1 AUGUST 1903, Page 3

The debate was resumed on Wednesday. Mr. Winston Churchill said

that the Bill was "an insidious attack on the principle of Free-trade. It was part of a general scheme for raising the cost of articles of consumption in the supposed interest of particular industries in the country." It was a working model for Mr. Chamberlain's greater scheme, and involved "the certainty of dearer food." But foreign countries welcomed the Convention because of the injury they suffered from the bounty system, which was of value to us in the expansion of our trade by secondary processes of manufacture. Even if the Colonies gained, Great Britain would lose six times as much as they gained. Mr. Chamberlain stated that the threat of penalties contained in the Bill would only be put in force to an insignificant extent, and he denied Mr. Churchill's assertion that the Bill was a model of the new fiscal plan. The bounty system, he asserted, had paid Germany well, especially in the secondary industries connected with the pro- duction of beet-sugar. Further, the ultimate object of the bounty was to secure, as it was in the process of securing, a monopoly. The Bill would prevent this monopoly, and would ensure, by a varied area of supply, stability of price. The price of sugar had gone down since the Con- vention, and the jam trade was not in the slightest danger, though it might suffer. Again, under the present system the refining trade remained stationary when it ought to have leaped forward.
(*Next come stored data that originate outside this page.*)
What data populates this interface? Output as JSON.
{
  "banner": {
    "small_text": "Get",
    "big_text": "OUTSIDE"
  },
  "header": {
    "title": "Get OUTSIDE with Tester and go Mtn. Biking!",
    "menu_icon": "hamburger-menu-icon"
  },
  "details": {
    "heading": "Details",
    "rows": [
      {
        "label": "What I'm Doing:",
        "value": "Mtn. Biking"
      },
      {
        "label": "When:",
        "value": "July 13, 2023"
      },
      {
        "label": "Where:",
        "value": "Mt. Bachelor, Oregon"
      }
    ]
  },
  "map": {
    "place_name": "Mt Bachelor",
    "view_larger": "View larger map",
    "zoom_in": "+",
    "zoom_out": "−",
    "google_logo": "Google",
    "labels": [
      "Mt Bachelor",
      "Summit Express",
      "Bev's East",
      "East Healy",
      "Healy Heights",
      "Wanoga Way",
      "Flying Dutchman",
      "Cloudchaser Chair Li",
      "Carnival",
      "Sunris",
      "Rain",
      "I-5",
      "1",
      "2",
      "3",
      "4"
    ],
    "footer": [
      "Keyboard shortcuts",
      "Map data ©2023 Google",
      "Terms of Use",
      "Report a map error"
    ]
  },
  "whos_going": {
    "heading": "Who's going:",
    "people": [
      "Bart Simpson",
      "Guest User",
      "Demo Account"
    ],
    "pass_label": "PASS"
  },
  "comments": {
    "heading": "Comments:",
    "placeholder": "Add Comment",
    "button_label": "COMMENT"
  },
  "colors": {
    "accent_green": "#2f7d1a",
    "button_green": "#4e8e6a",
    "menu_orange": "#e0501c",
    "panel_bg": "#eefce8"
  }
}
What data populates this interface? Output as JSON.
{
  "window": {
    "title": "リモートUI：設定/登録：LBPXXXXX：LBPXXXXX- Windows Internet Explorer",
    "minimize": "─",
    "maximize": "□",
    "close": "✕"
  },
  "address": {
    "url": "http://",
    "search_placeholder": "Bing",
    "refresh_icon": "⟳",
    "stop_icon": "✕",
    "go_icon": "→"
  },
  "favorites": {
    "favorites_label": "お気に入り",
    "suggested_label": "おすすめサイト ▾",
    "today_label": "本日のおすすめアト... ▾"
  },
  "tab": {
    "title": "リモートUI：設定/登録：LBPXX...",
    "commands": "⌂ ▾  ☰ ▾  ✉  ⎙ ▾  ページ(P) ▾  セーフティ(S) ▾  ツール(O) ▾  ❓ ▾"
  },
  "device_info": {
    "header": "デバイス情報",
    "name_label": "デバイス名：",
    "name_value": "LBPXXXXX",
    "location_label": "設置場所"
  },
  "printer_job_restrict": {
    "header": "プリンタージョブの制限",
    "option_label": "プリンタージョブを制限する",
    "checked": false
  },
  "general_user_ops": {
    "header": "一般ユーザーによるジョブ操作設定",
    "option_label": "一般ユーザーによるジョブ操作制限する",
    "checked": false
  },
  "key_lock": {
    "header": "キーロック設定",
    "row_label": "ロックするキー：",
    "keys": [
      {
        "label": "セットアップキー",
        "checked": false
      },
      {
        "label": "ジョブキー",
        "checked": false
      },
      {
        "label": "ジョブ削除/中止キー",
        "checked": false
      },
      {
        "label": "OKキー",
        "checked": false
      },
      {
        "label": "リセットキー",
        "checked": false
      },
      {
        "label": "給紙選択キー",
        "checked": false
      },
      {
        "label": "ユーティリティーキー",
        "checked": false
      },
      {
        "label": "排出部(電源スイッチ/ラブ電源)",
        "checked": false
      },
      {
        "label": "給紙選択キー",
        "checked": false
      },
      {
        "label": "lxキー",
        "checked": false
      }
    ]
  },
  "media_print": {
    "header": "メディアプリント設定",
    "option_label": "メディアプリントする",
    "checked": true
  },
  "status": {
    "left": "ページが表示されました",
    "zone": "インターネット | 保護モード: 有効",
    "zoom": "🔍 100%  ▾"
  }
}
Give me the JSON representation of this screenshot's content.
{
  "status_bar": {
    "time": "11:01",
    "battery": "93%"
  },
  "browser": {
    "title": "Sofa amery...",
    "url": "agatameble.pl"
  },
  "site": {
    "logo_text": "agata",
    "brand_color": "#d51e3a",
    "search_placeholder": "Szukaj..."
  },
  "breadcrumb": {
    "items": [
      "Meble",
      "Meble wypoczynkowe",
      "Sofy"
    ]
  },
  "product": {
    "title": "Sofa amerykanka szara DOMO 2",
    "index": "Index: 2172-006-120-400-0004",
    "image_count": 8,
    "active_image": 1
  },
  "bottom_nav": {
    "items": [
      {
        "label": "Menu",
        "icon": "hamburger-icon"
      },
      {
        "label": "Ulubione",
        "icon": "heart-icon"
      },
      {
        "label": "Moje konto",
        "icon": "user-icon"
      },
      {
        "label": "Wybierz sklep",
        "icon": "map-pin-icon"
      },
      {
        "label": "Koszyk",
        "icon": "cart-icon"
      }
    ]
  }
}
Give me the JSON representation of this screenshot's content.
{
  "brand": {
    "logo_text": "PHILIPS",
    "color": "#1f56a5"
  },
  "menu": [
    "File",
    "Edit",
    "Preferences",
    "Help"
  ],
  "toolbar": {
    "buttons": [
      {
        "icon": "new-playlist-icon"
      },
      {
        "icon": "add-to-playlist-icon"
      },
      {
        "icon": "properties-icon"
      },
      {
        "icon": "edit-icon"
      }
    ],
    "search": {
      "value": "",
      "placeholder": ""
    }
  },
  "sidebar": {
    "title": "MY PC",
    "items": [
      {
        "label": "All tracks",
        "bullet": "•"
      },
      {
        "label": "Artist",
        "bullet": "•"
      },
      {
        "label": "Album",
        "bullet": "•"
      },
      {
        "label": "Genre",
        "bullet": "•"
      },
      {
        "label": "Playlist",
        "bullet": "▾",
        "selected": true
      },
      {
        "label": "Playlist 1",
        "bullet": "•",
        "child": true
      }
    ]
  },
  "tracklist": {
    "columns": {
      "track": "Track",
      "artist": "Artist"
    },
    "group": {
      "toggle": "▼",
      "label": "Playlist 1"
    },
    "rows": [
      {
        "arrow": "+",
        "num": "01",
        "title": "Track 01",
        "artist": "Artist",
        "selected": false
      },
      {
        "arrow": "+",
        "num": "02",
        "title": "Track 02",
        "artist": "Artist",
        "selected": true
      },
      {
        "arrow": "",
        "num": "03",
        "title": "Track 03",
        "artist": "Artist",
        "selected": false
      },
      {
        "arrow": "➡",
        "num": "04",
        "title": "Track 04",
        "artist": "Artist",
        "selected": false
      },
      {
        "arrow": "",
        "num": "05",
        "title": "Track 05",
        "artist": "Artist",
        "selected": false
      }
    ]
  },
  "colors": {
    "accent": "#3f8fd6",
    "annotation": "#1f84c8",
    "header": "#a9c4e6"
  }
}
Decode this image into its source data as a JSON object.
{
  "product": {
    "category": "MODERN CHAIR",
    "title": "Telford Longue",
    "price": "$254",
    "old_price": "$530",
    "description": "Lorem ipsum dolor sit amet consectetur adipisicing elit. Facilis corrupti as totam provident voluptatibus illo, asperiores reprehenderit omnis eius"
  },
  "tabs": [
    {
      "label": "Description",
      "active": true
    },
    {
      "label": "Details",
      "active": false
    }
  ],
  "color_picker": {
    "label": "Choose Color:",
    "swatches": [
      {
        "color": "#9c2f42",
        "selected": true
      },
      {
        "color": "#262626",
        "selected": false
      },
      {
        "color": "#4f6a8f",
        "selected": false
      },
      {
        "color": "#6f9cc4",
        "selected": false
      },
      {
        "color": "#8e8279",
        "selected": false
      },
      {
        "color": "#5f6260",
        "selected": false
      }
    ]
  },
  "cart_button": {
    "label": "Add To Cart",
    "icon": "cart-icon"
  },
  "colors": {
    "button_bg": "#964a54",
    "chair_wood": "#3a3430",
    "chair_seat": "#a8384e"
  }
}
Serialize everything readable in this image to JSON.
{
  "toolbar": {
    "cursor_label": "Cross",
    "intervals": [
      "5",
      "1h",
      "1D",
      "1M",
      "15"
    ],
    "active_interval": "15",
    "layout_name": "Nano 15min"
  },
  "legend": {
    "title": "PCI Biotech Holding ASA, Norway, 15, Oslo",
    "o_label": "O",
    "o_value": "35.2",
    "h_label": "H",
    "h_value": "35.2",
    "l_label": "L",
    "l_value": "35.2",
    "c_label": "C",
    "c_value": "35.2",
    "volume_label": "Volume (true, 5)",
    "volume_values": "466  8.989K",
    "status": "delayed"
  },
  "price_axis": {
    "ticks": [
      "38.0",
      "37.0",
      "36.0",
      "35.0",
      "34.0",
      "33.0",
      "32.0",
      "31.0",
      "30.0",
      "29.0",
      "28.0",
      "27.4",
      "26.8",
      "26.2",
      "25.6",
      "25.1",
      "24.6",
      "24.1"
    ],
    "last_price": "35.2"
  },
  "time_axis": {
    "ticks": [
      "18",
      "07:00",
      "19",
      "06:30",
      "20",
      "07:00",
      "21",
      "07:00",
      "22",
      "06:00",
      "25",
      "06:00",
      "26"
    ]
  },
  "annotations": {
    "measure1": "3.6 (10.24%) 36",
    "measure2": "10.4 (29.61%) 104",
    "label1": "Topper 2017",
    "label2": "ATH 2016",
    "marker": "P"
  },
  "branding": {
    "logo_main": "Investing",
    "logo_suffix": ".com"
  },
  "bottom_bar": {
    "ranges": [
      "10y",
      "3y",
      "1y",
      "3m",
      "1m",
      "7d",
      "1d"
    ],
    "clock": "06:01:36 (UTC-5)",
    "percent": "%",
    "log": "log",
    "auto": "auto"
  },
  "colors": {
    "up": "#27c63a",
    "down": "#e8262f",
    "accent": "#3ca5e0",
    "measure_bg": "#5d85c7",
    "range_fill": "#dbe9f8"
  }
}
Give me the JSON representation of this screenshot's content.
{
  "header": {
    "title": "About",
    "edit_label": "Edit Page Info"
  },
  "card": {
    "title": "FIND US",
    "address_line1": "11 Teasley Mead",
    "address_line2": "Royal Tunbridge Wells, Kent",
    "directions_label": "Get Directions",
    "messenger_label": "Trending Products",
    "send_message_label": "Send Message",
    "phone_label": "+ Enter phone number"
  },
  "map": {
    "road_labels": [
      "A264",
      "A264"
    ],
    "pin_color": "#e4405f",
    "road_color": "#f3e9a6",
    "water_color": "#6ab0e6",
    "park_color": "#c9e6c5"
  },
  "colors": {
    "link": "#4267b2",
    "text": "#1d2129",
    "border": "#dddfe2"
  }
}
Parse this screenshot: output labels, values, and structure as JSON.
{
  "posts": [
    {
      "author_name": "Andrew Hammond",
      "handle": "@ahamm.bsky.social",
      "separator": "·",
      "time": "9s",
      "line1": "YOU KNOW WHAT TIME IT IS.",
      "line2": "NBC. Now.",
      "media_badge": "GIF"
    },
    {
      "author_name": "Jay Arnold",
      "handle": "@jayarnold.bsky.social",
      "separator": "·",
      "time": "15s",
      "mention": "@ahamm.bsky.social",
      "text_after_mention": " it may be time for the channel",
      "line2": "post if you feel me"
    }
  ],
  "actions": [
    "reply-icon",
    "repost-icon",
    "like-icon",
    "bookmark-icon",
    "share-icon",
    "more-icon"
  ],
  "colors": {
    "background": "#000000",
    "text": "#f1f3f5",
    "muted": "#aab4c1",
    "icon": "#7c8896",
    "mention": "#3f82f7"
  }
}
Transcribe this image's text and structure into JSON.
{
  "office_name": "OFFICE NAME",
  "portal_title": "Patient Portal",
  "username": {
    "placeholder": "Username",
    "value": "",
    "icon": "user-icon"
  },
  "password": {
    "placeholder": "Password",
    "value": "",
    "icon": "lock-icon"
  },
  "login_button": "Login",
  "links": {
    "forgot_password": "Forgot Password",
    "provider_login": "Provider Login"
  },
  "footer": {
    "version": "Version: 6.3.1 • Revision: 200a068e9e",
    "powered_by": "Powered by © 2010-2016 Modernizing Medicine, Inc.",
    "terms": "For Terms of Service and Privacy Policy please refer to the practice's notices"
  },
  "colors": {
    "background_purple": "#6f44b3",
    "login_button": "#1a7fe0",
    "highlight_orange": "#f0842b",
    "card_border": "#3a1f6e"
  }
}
The West Indies were capable of supplying us with the greatest part of our demand. "If we had only given them fair justice, I believe their output at the present time would have been a thousand millions of tons." The second reading was carried by a majority of 80 votes. Mr. Chamberlain's speech was very able, but it did not prove that an interference with trade was the way to produce the free trade in sugar which he desired. We believe that the Sugar Convention, instead of producing the results expected, will deal a most serious blow to our trade and commerce. We deeply regret that the House should lend its sanction to so dangerous a scheme. It should be added that Chataberlain's speech is generally held to be a proof that he has no intention of withdrawing from the attitude in regard to the taxation of food which he has taken up from the beginning.